Sign a message using the wallet
AI agents invoke btc_sign_message to trigger actions in Bitcoin wallet MCP server. What it does depends on the arguments the agent supplies, and its effects often reach beyond the immediate call — builds kicked off, notifications sent, workflows started.
Signing a message with a wallet key is an execution of a cryptographic operation using sensitive private key material. It does not directly move funds (Financial) or delete data (Destructive), but it can be misused to authenticate transactions or prove identity, making it a meaningful security operation. It is more than a passive Read since it actively uses the private key.

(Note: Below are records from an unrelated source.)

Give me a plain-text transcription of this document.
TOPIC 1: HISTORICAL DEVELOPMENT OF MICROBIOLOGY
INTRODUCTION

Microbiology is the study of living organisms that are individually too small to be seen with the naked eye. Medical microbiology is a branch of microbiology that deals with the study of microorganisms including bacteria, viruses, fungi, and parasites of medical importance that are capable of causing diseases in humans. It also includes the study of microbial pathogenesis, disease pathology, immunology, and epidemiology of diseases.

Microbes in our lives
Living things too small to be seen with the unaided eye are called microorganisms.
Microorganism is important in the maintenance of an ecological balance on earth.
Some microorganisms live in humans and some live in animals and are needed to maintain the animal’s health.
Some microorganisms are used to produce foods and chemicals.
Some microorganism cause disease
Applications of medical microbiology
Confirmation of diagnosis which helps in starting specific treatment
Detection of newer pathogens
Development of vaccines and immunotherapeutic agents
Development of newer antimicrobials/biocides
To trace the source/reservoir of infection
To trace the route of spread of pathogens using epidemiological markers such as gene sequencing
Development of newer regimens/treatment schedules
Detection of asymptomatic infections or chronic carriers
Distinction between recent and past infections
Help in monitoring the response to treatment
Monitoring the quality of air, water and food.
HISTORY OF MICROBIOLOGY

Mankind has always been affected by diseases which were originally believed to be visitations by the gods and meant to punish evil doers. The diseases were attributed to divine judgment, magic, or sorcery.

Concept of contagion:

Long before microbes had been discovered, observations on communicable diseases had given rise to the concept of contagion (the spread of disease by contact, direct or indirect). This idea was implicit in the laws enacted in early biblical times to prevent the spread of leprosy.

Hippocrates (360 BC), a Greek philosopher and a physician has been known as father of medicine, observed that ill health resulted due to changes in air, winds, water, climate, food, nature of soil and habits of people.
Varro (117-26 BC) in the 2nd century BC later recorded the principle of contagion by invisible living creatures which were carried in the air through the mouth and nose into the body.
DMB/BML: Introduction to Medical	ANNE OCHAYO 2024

From the tool's definition 'Sign a message using the wallet' — uses wallet cryptographic keys to produce a signature
Attacks that exploit this kind of access
Sign a message using the wallet. It is categorised as a Execute tool in the Bitcoin wallet MCP server MCP Server, which means it can trigger actions or run processes. Use rate limits and argument validation.
Register the Bitcoin wallet MCP server MCP server in PolicyLayer and add a rule for btc_sign_message: allow, deny, rate-limit, or require approval. Point your MCP client at the PolicyLayer proxy URL and the rule is enforced on every call, before it reaches Bitcoin wallet MCP server. Nothing to install.
btc_sign_message is a Execute tool with high risk. Execute tools should be rate-limited and have argument validation enabled.
Yes. Add a rate_limit block to the btc_sign_message rule in your PolicyLayer policy. For example, setting max: 10 and window: 60 limits the tool to 10 calls per minute. Rate limits are tracked per agent session and reset automatically.
Set action: deny in the PolicyLayer policy for btc_sign_message. The AI agent will receive a policy violation error and cannot call the tool. You can also include a reason field to explain why the tool is blocked.
btc_sign_message is provided by the Bitcoin wallet MCP server MCP server (markmhendrickson/mcp-server-bitcoin). PolicyLayer sits as a proxy in front of this server to enforce policies before tool calls reach the server.
Every MCP server has a record like this.
Type a name, get the same breakdown: verified identity, auth posture, risk grade, capabilities, recommended policy.